12 juin 2013 : Enseignement supérieur et recherche ( avis - première lecture )

B. UN PROJET DE LOI VISANT FORMELLEMENT À DYNAMISER LA RECHERCHE ET RENFORCER LE TRANSFERT DE SES RÉSULTATS VERS L'AVAL

Si l'enseignement supérieur constitue la part majeure du projet de loi, la recherche et sa valorisation y sont également présents, d'un point de vue formel du moins, dans bon nombre de dispositions. La ministre de l'enseignement supérieur et de la recherche, qui en est à l'origine, a d'ailleurs insisté lors de sa présentation sur sa volonté de libérer les potentialités des chercheurs et stimuler leur apport potentiel à la sphère productive.

1. Le retour annoncé d'un État stratège

Ainsi que la ministre, Mme Geneviève Fioraso, l'avait annoncé à plusieurs reprises, ce projet de loi est censé marquer le retour d'un État stratège, après des années d'une gouvernance flottante en matière de recherche.

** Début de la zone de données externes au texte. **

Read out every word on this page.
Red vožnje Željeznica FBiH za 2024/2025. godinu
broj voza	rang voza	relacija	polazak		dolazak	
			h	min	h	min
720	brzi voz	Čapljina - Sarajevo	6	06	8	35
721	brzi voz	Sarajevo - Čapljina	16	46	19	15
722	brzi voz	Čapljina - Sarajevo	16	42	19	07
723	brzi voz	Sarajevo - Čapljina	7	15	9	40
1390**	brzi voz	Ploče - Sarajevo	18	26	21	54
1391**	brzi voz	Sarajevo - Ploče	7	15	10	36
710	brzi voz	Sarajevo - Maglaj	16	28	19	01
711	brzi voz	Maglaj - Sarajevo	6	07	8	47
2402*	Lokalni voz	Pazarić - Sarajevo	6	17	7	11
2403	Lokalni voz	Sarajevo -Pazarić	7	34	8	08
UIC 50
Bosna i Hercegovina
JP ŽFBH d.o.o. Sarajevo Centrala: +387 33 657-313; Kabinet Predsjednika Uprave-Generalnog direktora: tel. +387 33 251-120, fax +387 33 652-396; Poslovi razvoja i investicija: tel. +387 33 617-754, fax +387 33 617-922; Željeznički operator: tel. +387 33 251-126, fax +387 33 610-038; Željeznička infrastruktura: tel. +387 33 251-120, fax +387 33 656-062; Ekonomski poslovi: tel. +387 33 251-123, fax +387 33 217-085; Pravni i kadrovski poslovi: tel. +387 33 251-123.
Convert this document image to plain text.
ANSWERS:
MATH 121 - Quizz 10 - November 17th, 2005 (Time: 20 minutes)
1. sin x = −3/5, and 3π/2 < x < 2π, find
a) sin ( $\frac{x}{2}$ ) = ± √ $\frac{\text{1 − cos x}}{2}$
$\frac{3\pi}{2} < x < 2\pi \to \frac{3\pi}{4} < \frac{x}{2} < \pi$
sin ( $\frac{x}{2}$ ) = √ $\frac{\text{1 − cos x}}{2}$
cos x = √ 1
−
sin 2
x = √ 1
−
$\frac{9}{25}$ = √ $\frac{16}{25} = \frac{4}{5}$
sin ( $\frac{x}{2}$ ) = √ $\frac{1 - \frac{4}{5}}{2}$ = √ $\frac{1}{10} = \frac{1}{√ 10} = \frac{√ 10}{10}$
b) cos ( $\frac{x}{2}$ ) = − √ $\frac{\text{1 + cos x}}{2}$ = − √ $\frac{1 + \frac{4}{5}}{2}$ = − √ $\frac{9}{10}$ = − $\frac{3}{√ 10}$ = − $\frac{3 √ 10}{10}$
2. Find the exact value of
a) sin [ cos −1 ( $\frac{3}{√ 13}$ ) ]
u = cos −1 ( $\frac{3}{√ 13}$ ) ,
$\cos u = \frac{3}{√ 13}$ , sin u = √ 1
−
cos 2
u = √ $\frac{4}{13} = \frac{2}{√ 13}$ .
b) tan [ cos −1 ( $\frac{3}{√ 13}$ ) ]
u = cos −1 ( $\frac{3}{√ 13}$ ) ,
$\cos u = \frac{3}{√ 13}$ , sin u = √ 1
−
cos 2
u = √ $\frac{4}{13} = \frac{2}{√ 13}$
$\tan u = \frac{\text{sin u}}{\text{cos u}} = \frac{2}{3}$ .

La définition d'un agenda stratégique de la recherche, à l'article 11 du texte, en est la traduction législative. Dénommée « stratégie nationale de la recherche » (SNR), elle est harmonisée avec le programme européen Horizon 2020, et décliné en huit thématiques8(*) et en thèmes transversaux comme les sciences humaines et sociales et les technologies associées.

Il est prévu que dès la fin de l'année soient fixés les axes prioritaires de cet agenda et leurs modalités de mise en oeuvre. Par ailleurs, cette SNR et la stratégie nationale de l'enseignement supérieur (SNES), également prévue par le projet de loi, doivent être présentés sous la forme d'un livre blanc par le Gouvernement au Parlement tous les cinq ans, ainsi que l'indique l'article 12 bis A, introduit par l'Assemblée nationale lors de l'examen du texte en séance.

Cette stratégie, fruit d'un échange préalable approfondi avec les acteurs concernés, doit être coordonnée par le MESR, sous la responsabilité d'un Conseil stratégique de la recherche (CSR), créé par l'article 53. Placé auprès du Premier ministre et composé de façon paritaire entre hommes et femmes, il comprend notamment deux parlementaires et un représentant des régions.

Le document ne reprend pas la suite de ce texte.